The benchmark crude for December delivery was up $3.41 at $93.61 a barrel on the New York Mercantile Exchange.
The contract had fallen $2.97, or 3.2 per cent, to settle at $90.20 in New York on Wednesday.
EU President Herman Van Rompuy said early Thursday that policymakers struck a deal that will reduce Greece’s debt to 120 per cent of its GDP in 2020. The plan calls on banks to accept 50 per cent losses on their Greek bonds.
Van Rompuy also said nations that use the euro common currency and the International Monetary Fund will give Greece another euro100 billion ($140 billion).
Investors cheered the accord as a first step toward containing Europe’s sovereign debt crisis. The Dow Jones industrial average gained 1.4 per cent on Wednesday, and stock markets in Asia and Europe rose Thursday.
“This could be a turning point for the eurozone debt crisis,” said Victor Shum, an analyst with energy consultancy Purvin & Gertz in Singapore.
“It’s a significant development that private investors have agreed to take a 50 per cent haircut on Greece.”
Crude has jumped over 20 per cent from $75 on Oct. 4 amid growing investor optimism that the U.S. economy will avoid a recession this year. Shum said he expects oil to trade near $100 by the end of the year.
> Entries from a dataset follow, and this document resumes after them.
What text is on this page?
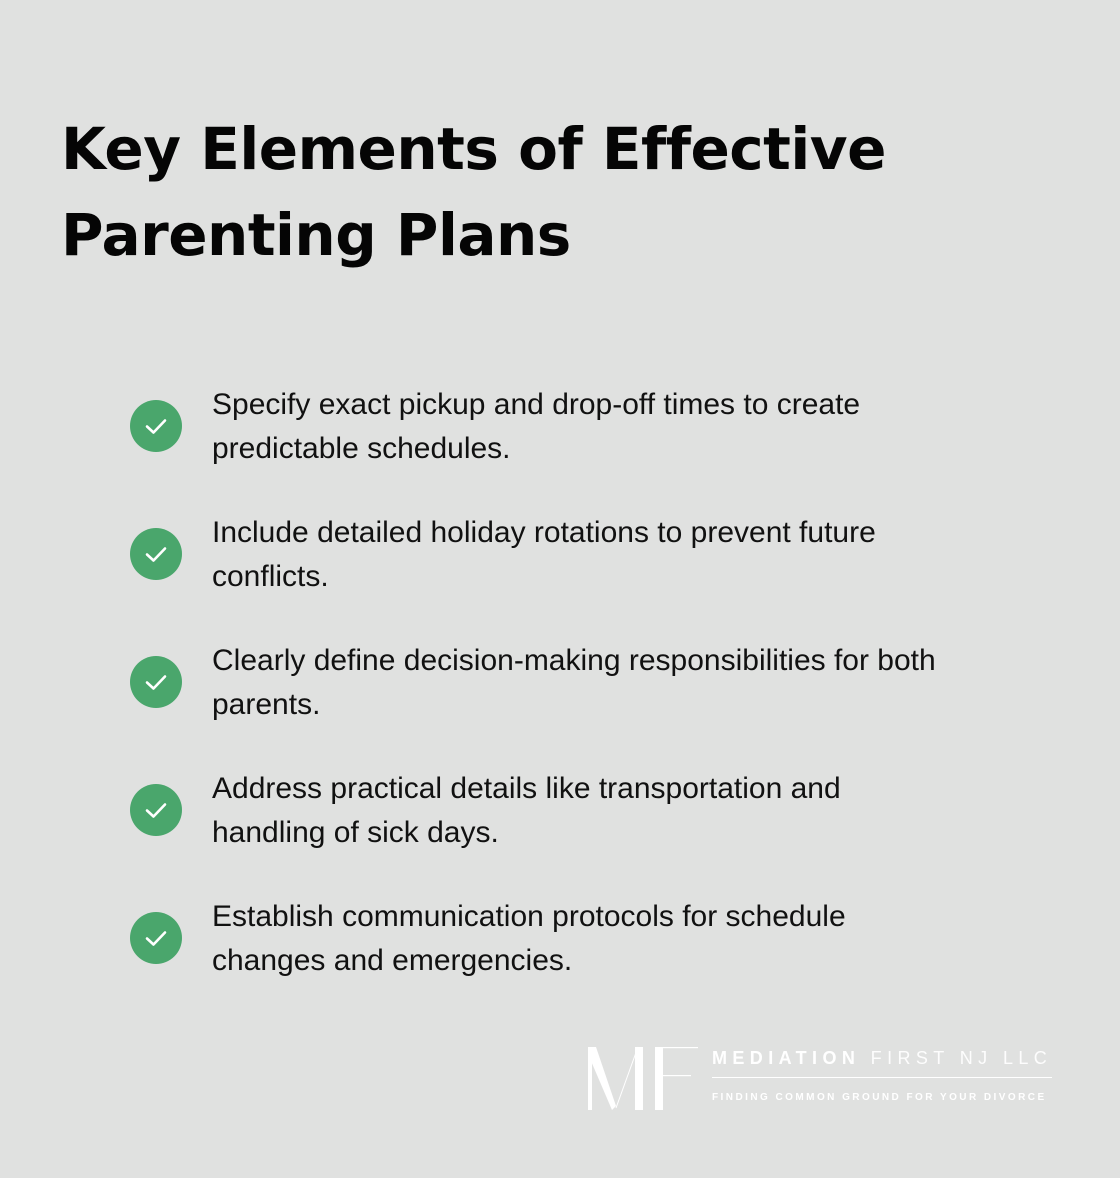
Key Elements of Effective
Parenting Plans
Specify exact pickup and drop-off times to create
predictable schedules.
Include detailed holiday rotations to prevent future
conflicts.
Clearly define decision-making responsibilities for both
parents.
Address practical details like transportation and
handling of sick days.
Establish communication protocols for schedule
changes and emergencies.
MEDIATION FIRST NJ LLC
FINDING COMMON GROUND FOR YOUR DIVORCE
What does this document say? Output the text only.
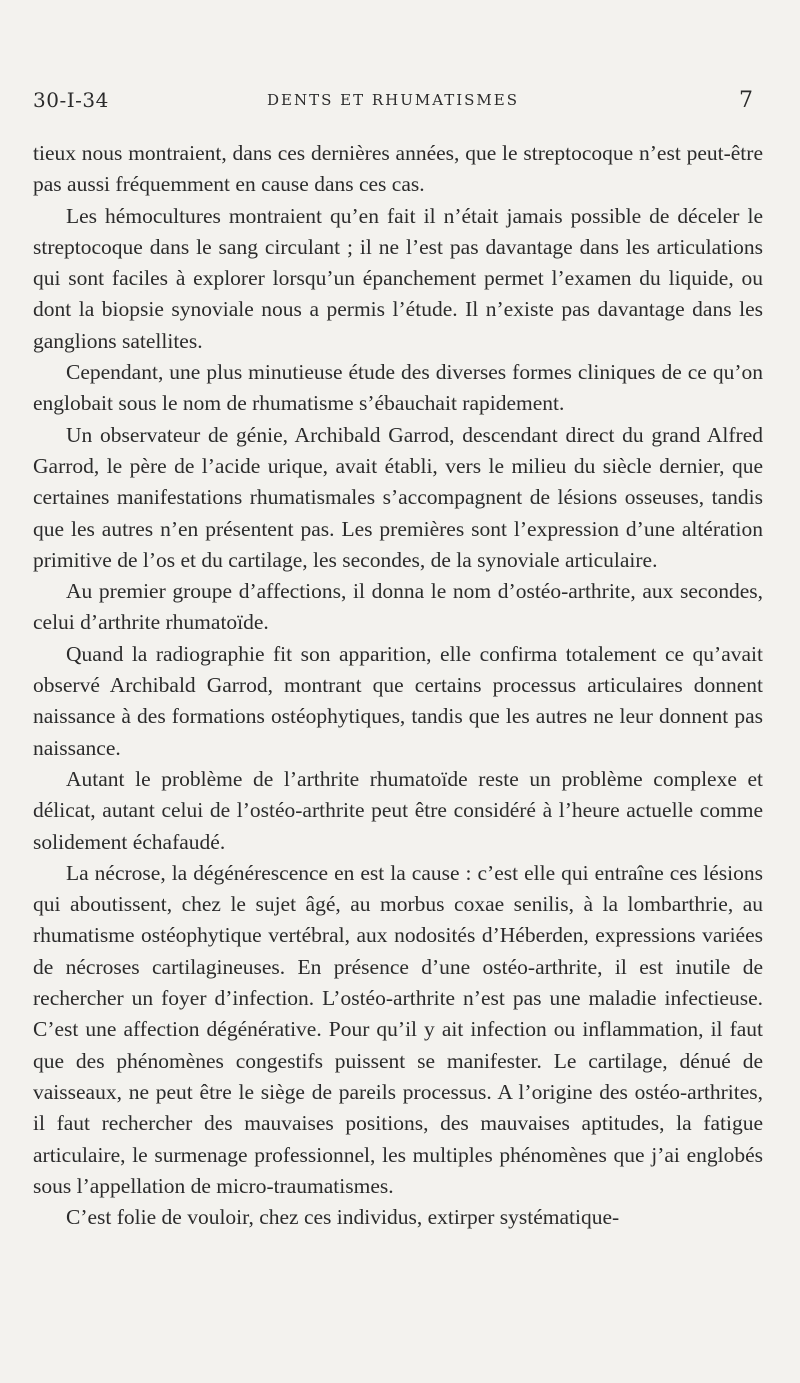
30-I-34	DENTS ET RHUMATISMES	7

tieux nous montraient, dans ces dernières années, que le streptocoque n’est peut-être pas aussi fréquemment en cause dans ces cas.

Les hémocultures montraient qu’en fait il n’était jamais possible de déceler le streptocoque dans le sang circulant ; il ne l’est pas davantage dans les articulations qui sont faciles à explorer lorsqu’un épanchement permet l’examen du liquide, ou dont la biopsie synoviale nous a permis l’étude. Il n’existe pas davantage dans les ganglions satellites.

Cependant, une plus minutieuse étude des diverses formes cliniques de ce qu’on englobait sous le nom de rhumatisme s’ébauchait rapidement.

Un observateur de génie, Archibald Garrod, descendant direct du grand Alfred Garrod, le père de l’acide urique, avait établi, vers le milieu du siècle dernier, que certaines manifestations rhumatismales s’accompagnent de lésions osseuses, tandis que les autres n’en présentent pas. Les premières sont l’expression d’une altération primitive de l’os et du cartilage, les secondes, de la synoviale articulaire.

Au premier groupe d’affections, il donna le nom d’ostéo-arthrite, aux secondes, celui d’arthrite rhumatoïde.

Quand la radiographie fit son apparition, elle confirma totalement ce qu’avait observé Archibald Garrod, montrant que certains processus articulaires donnent naissance à des formations ostéophytiques, tandis que les autres ne leur donnent pas naissance.

Autant le problème de l’arthrite rhumatoïde reste un problème complexe et délicat, autant celui de l’ostéo-arthrite peut être considéré à l’heure actuelle comme solidement échafaudé.

La nécrose, la dégénérescence en est la cause : c’est elle qui entraîne ces lésions qui aboutissent, chez le sujet âgé, au morbus coxae senilis, à la lombarthrie, au rhumatisme ostéophytique vertébral, aux nodosités d’Héberden, expressions variées de nécroses cartilagineuses. En présence d’une ostéo-arthrite, il est inutile de rechercher un foyer d’infection. L’ostéo-arthrite n’est pas une maladie infectieuse. C’est une affection dégénérative. Pour qu’il y ait infection ou inflammation, il faut que des phénomènes congestifs puissent se manifester. Le cartilage, dénué de vaisseaux, ne peut être le siège de pareils processus. A l’origine des ostéo-arthrites, il faut rechercher des mauvaises positions, des mauvaises aptitudes, la fatigue articulaire, le surmenage professionnel, les multiples phénomènes que j’ai englobés sous l’appellation de micro-traumatismes.

C’est folie de vouloir, chez ces individus, extirper systématique-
The debt agreement also helped boost crude prices by strengthening the euro against the dollar. A weaker dollar makes oil less expensive for investors using other currencies.Others were less convinced by the long-term sustainability of the EU debt deal.
“The outlook for Greece remains dreary … and the high risk that other European countries like Italy will run into greater troubles is likely to keep investment sentiment muted,” said a report from JBC Energy in Vienna.